Watching easyJet tiptoe back into Israel with all the enthusiasm of a cat approaching a bathtub would almost be amusing if the price list didn’t look like satire. The airline is marketing itself as a low-cost carrier, yet the fares they’ve posted for spring 2026 read more like the premium column of a full-service European airline that at least pretends to offer comfort. It’s hard not to wonder who exactly they think they’re fooling.
The Tel Aviv–London route—normally the bread and butter of low-cost competition—starts at $562, and that’s before you’re allowed to bring so much as a laptop bag. Once you tack on a basic carry-on and seat selection, you’re adding $85 each way, and a checked bag is another $102. Suddenly that “cheap flight” is pushing the price of British Airways, except BA actually gives you a bag, a seat, and, you know, dignity. On Amsterdam, the situation is even more absurd: $823 base fare without a carry-on. By the time you add the usual “low-cost extras,” you’re basically subsidizing their entire route re-launch.
And Milan—normally one of easyJet’s competitive sweet spots—is $549 with the same insult-to-injury upsells. For a so-called budget airline, these prices feel like a bait-and-switch without the bait.
What’s especially galling is that nothing easyJet offers justifies the premium. No checked bag, no seat selection, no flexibility, no service tier that resembles legacy carriers—only the same orange-plastic aesthetic and elbow-to-rib seating density as before, now sold at nearly double the price. They’re essentially hoping customers don’t notice they’re paying full-fare prices for a low-fare experience.

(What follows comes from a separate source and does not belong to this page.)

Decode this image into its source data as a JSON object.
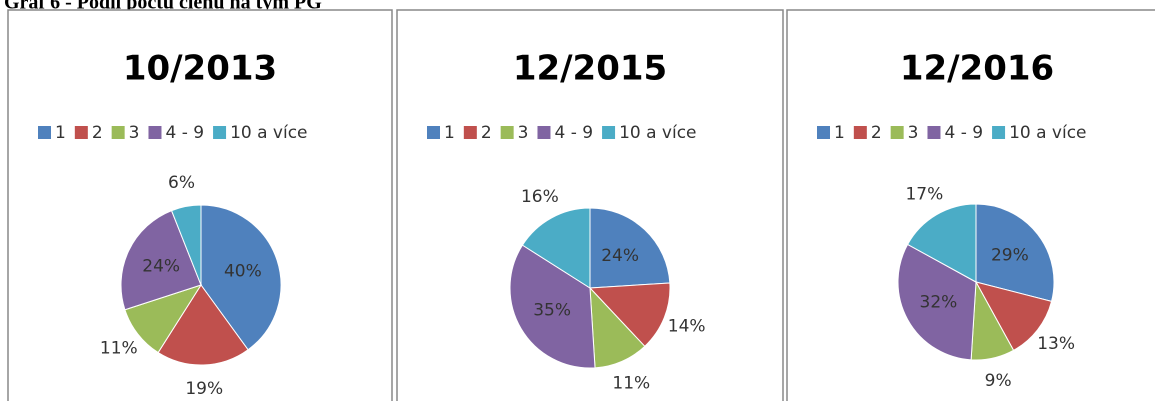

Perhaps easyJet is counting on “pent-up demand.” Perhaps they assume Israelis will pay anything for direct European flights after months of uncertainty. Or perhaps they simply got comfortable not flying here and want to charge a risk premium for their own hesitancy.

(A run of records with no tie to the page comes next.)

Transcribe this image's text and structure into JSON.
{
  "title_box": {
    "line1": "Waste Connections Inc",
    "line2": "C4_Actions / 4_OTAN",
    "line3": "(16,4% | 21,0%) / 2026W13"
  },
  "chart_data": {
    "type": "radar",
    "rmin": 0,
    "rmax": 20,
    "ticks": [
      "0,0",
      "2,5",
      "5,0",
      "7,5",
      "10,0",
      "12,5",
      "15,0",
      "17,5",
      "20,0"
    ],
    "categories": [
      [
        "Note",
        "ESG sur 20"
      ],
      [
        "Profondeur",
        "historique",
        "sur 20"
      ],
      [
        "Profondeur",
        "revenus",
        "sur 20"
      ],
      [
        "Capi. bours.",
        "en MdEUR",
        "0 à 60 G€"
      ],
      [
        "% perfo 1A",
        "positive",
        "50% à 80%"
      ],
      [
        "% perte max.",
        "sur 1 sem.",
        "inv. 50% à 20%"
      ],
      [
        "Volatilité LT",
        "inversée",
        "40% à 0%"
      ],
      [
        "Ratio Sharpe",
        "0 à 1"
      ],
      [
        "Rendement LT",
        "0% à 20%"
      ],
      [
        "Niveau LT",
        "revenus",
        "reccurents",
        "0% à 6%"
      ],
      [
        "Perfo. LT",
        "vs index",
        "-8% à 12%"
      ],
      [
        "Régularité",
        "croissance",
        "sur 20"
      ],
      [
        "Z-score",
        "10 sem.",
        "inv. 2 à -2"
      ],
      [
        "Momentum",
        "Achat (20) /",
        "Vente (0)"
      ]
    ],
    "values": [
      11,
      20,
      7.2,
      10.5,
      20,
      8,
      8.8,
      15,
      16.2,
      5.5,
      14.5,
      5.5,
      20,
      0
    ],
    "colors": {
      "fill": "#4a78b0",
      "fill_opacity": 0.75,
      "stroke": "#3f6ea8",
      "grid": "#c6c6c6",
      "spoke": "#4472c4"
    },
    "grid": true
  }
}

But the core absurdity remains: why would anyone with a functioning sense of value fly a low-cost carrier at regular-carrier prices? When the math no longer works, the model collapses. And right now, the math doesn’t just fail—it mocks the whole idea of low-cost aviation.
If easyJet wants a triumphant return, maybe they should start by remembering what made people choose them in the first place.